Soy el primero que ha celebrado la llegada de Antonio Pintus al equipo en el que dejó su exitosa huella hace unos años. Tras el calvario sufrido con las lesiones, la mayoría de ellas musculares, es evidente que a Dupont le había llegado la hora de hacer las maletas. Pero sería un error creer que Pintus es como un druida que tiene la fórmula secreta que le hará al Madrid de Ancelotti 2.0 volar por encima de sus rivales hasta ganar todos los títulos sin sufrir percances físicos ni bajas provocadas por las malditas y temidas lesiones. No olvidemos que en el gran éxito de Pintus, en la temporada 2016-17 con el Doblete de Liga y Champions, tenía un As de Oros bajo la manga. Zidane disponía de dos equipos de alta gama. Su Plan B, utilizado para ganar la Liga mientras los titulares descansaban para la Champions, estaba formado por gente como Nacho, Pepe, Danilo, Kovacic, James, Isco, Lucas Vázquez, Morata y Asensio. Así es más fácil repartir minutos y esfuerzos...

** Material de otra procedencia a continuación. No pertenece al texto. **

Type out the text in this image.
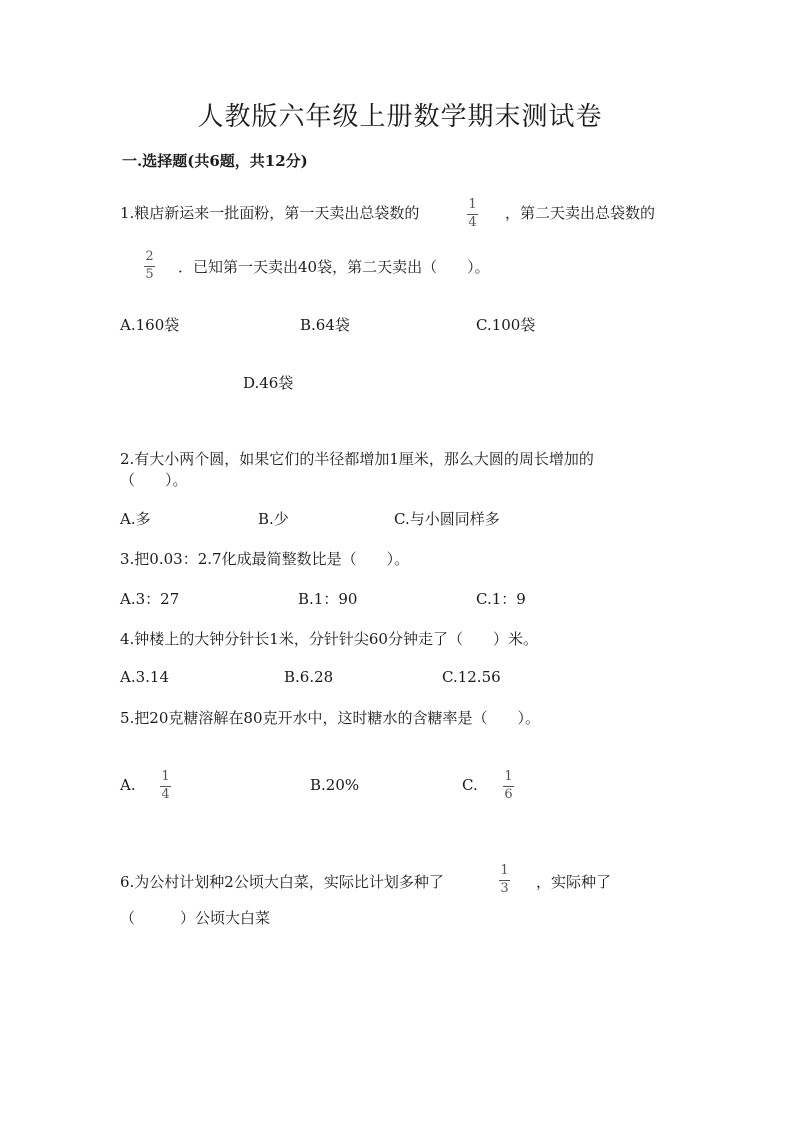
人教版六年级上册数学期末测试卷
一.选择题(共6题，共12分)
1.粮店新运来一批面粉，第一天卖出总袋数的	1
4
，第二天卖出总袋数的
2
5 ．已知第一天卖出40袋，第二天卖出（　　）。
A.160袋	B.64袋	C.100袋
D.46袋
2.有大小两个圆，如果它们的半径都增加1厘米，那么大圆的周长增加的
（　　）。
A.多	B.少	C.与小圆同样多
3.把0.03：2.7化成最简整数比是（　　）。
A.3：27	B.1：90	C.1：9
4.钟楼上的大钟分针长1米，分针针尖60分钟走了（　　）米。
A.3.14	B.6.28	C.12.56
5.把20克糖溶解在80克开水中，这时糖水的含糖率是（　　）。
A. 1
4
B.20%	C. 1
6
6.为公村计划种2公顷大白菜，实际比计划多种了
1
3 ，实际种了
（　　　）公顷大白菜
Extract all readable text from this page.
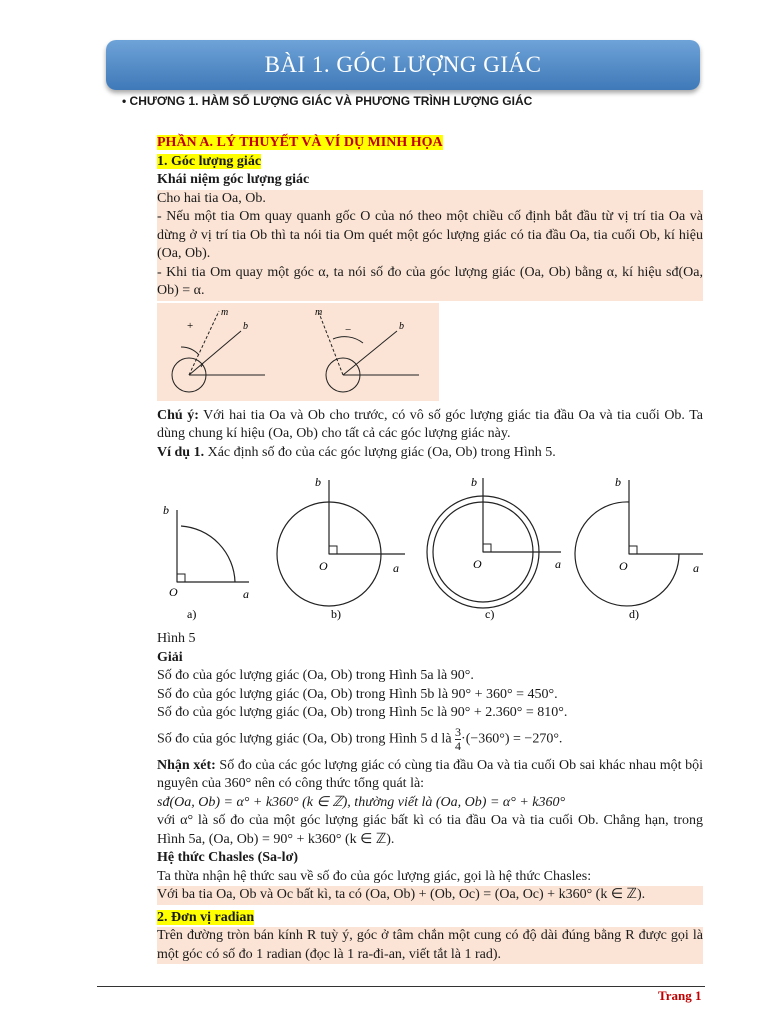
BÀI 1. GÓC LƯỢNG GIÁC
• CHƯƠNG 1. HÀM SỐ LƯỢNG GIÁC VÀ PHƯƠNG TRÌNH LƯỢNG GIÁC

PHẦN A. LÝ THUYẾT VÀ VÍ DỤ MINH HỌA

1. Góc lượng giác

Khái niệm góc lượng giác

Cho hai tia Oa, Ob.

- Nếu một tia Om quay quanh gốc O của nó theo một chiều cố định bắt đầu từ vị trí tia Oa và dừng ở vị trí tia Ob thì ta nói tia Om quét một góc lượng giác có tia đầu Oa, tia cuối Ob, kí hiệu (Oa, Ob).

- Khi tia Om quay một góc α, ta nói số đo của góc lượng giác (Oa, Ob) bằng α, kí hiệu sđ(Oa, Ob) = α.

m
b
+
m
b
−

Chú ý: Với hai tia Oa và Ob cho trước, có vô số góc lượng giác tia đầu Oa và tia cuối Ob. Ta dùng chung kí hiệu (Oa, Ob) cho tất cả các góc lượng giác này.

Ví dụ 1. Xác định số đo của các góc lượng giác (Oa, Ob) trong Hình 5.

O	a
b
a)
O	a
b
b)
O	a
b
c)
O	a
b
d)

Hình 5

Giải

Số đo của góc lượng giác (Oa, Ob) trong Hình 5a là 90°.

Số đo của góc lượng giác (Oa, Ob) trong Hình 5b là 90° + 360° = 450°.

Số đo của góc lượng giác (Oa, Ob) trong Hình 5c là 90° + 2.360° = 810°.

Số đo của góc lượng giác (Oa, Ob) trong Hình 5 d là $\frac{3}{4} \cdot(-360^\circ) = -270^\circ$.

Nhận xét: Số đo của các góc lượng giác có cùng tia đầu Oa và tia cuối Ob sai khác nhau một bội nguyên của 360° nên có công thức tổng quát là:

sđ(Oa, Ob) = α° + k360° (k ∈ ℤ), thường viết là (Oa, Ob) = α° + k360°

với α° là số đo của một góc lượng giác bất kì có tia đầu Oa và tia cuối Ob. Chẳng hạn, trong Hình 5a, (Oa, Ob) = 90° + k360° (k ∈ ℤ).

Hệ thức Chasles (Sa-lơ)

Ta thừa nhận hệ thức sau về số đo của góc lượng giác, gọi là hệ thức Chasles:

Với ba tia Oa, Ob và Oc bất kì, ta có (Oa, Ob) + (Ob, Oc) = (Oa, Oc) + k360° (k ∈ ℤ).

2. Đơn vị radian

Trên đường tròn bán kính R tuỳ ý, góc ở tâm chắn một cung có độ dài đúng bằng R được gọi là một góc có số đo 1 radian (đọc là 1 ra-đi-an, viết tắt là 1 rad).

Trang 1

Por eso conviene festejar con mesura el regreso de Pintus, que hará bien su trabajo y que maneja el mismo lenguaje, futbolístico, materno y físico, que Ancelotti. Pero aquí tienen mucho que ver los jugadores. El que se cuida fanáticamente, el que come con prudencia y duerme las ocho horas reglamentarias, lo tiene mucho más fácil. A veces la clave del éxito habita en lo más obvio: un equipo unido y disciplinado puede con todo. Y más si eres el Madrid. Con Pintus o sin Pintus.